そんな心配はどんなにしても仕方ないので思考を切る。緩慢な動きで立ち上がった俺は、先生を残してそのまま海へ足を踏み出した。足先が触れたときは温いと思った海水も、足首まで浸かる頃にはひやりと冷たい。波が寄せ、膝が濡れたところで足を止めた。手に持った瓶は酒が入っていた時より重たい。それを口元までもっていくと、強い酒の香りと仄かな潮の香りが嗅覚を刺激した。
「……俺の願いは」
普通に声を出したつもりだったのに、実際喉から発せられたのは小さく掠れた情けないものだった。そんな声に乗った俺のちっぽけな願いは瓶に収まるどころか、波の音に攫われていく。それでも一息に紡いだ言葉が消えてしまわないうちにと、俺は勢いよく瓶を投げ捨てた。放物線を描いて輝きが黒々とした海の上を飛んでいく。投げた勢いで尻もちをついた俺は、それの行く先までは見ることができなかった。ただ、ひときわ大きくうねった暗い海が静かに俺を飲み込んだ。
「ハハハ、大丈夫ですか」
波に攫われかけた俺の手を掴んだ先生は、最初に会った時と同じように強い力で俺を岸まで引っ張っていってくれた。海水が入ったのか、沁みるように痛い目を無理やり開いてみた海にはもう瓶の影も見えなかった。
「……先生」
「何ですか」
「先生が願ったことは叶いましたか?」
「いえ」
「そうですか……」
「……あなたの願い、叶うといいですね」
「はい」
◇
「さてと……これで全部だな」
よく晴れた夏空の下、昨日まで滞在していたあの島よりずいぶん汚れた空気の中で俺は一度大きく伸びをした。休暇も今日で終わり。昨日までの疲れをとるために、一日家に籠っていたいところだがそうもいかない。

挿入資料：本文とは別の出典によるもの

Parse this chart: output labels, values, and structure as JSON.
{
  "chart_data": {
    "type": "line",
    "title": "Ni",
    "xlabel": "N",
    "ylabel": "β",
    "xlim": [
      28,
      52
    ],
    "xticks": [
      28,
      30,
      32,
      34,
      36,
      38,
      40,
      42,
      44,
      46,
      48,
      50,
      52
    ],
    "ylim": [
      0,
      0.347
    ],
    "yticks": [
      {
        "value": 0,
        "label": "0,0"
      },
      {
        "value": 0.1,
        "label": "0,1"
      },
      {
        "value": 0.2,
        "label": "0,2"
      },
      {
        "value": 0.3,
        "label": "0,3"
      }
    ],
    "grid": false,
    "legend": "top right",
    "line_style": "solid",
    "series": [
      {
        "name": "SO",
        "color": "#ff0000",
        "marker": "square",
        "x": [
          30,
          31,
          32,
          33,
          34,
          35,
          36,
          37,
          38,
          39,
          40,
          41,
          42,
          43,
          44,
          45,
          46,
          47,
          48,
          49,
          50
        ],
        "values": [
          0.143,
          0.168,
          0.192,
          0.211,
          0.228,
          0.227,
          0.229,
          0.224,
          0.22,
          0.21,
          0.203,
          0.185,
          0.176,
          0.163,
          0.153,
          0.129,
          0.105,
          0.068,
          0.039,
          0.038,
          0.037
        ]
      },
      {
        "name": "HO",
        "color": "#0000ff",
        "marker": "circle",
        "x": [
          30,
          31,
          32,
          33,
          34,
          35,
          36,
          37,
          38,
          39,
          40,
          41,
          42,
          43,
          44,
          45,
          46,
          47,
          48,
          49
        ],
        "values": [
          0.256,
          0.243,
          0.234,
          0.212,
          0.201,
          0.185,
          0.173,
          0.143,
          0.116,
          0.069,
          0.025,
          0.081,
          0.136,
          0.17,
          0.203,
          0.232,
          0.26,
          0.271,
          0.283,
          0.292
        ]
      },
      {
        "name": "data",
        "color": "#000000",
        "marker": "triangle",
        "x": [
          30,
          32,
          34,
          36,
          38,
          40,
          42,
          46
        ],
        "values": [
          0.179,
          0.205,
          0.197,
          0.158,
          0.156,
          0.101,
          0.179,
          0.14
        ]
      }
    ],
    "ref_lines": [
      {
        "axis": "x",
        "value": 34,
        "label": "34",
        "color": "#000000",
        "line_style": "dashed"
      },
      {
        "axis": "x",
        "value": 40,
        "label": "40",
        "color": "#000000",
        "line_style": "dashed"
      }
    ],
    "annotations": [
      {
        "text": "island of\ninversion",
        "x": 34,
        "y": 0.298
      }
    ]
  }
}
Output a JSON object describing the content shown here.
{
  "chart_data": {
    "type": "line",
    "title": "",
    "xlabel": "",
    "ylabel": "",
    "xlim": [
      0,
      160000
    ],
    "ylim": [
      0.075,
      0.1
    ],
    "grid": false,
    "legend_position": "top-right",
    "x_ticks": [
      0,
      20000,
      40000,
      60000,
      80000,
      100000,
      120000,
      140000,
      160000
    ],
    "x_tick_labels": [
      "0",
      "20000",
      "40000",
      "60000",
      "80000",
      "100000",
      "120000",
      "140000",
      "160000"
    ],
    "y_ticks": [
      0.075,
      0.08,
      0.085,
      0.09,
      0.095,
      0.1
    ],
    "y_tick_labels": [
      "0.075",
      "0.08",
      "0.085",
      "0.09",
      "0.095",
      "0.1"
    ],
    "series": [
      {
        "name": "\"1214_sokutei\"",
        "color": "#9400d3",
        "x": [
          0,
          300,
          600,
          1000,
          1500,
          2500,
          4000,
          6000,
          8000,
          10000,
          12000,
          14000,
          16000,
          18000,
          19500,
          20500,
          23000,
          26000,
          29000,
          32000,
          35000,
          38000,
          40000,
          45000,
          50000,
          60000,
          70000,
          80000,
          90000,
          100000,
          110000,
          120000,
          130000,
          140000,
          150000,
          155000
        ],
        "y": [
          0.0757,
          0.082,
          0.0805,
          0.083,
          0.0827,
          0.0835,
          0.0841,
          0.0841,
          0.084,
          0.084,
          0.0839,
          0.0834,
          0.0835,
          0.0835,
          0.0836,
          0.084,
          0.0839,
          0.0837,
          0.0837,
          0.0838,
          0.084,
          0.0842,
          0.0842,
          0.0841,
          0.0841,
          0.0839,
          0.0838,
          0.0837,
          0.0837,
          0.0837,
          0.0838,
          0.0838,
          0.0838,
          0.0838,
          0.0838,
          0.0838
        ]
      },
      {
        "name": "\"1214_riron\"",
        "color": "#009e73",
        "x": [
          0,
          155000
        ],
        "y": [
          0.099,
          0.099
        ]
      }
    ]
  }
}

自分で掘った穴の中を覗き込むと、変な人形のついたストラップからアニメキャラの描かれた缶バッチ、はてはお守りまで多種多様な遺品が底のほうに積み重なっている。それに静かに手を合わせること数十秒。俺は「よし」と気合を入れなおして脇に置いてあった着火剤を二つ放り込み、マッチ箱を取り出そうと鞄を探る。その拍子に地面に皺のよった封筒が落ちた。「退職届」と書かれた、お世辞にもきれいではない字をしばらく見つめた後、再度マッチに手を伸ばす。赤い頭にともった火を封筒に移すと、静かに生き物のように紙が丸まり黒に染まる。半分ほど灰になったところで、マッチと一緒に穴に放り込んだ。
一筋伸びた煙は焦げ臭い匂いと共に空の青へ吸い込まれていく。それに蓋をするようにそっと土をかけていった。持ち主と同じところに行けるように。